Upon his arrival in San Francisco, the omniscient narrative discusses the arbitrary and prejudicial immigration restrictions being enacted in America during that time. The Government is seeking to curtail the flow of Asian immigrants on the West Coast and Eastern Europeans on the East Coast. Teodulfo arrives just before the laws go into effect, and the novel demonstrates not only what his descendants would contribute to American society, but what it would have lost if he had not succeeded. These are issues to be considered when nations decide to restrict or prohibit foreigners from seeking residence in their lands.

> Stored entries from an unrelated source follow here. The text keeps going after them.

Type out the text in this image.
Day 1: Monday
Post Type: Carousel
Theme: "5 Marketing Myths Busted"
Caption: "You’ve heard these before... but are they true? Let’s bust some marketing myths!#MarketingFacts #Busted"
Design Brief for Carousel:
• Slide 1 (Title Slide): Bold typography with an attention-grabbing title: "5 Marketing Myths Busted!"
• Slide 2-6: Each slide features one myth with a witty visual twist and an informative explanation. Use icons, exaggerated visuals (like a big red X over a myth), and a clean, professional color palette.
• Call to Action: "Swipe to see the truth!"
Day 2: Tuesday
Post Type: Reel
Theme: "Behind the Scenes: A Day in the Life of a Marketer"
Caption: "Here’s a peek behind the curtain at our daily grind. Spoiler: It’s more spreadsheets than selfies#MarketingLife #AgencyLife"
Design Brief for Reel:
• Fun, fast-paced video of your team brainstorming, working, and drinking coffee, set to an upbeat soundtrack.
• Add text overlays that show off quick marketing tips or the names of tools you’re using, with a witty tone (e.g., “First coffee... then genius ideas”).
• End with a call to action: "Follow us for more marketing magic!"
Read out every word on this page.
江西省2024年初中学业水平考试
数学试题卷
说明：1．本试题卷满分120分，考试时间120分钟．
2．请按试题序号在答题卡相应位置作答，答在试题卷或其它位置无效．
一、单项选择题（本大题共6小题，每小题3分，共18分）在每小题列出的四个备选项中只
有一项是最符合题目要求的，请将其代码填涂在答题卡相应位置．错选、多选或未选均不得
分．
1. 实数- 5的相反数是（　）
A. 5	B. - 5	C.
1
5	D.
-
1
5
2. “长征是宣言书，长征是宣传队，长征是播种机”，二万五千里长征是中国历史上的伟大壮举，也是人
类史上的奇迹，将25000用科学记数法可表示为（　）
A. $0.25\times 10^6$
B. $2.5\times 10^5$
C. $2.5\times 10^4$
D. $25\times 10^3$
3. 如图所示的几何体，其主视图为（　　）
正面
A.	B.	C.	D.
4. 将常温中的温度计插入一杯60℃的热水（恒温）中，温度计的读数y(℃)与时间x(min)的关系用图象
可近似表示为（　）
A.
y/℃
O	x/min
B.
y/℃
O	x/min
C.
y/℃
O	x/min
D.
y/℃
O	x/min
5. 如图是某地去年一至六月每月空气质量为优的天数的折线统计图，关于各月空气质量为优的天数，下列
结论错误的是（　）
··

The status of the Filipino community in America is discussed as Teodulfo happens across a fellow immigrant in his travels. He finds them to be deferential to a fault, marginalizing themselves so as to not attract undue attention from the powers-that-be. He joins with his new friends to create a Filipino-American Society in order for the community to discover their unique identity and build a foundation for their children’s lives as American citizens. It reminds us how immigrants are just a generation apart from planting their roots and finding their place in their adopted country.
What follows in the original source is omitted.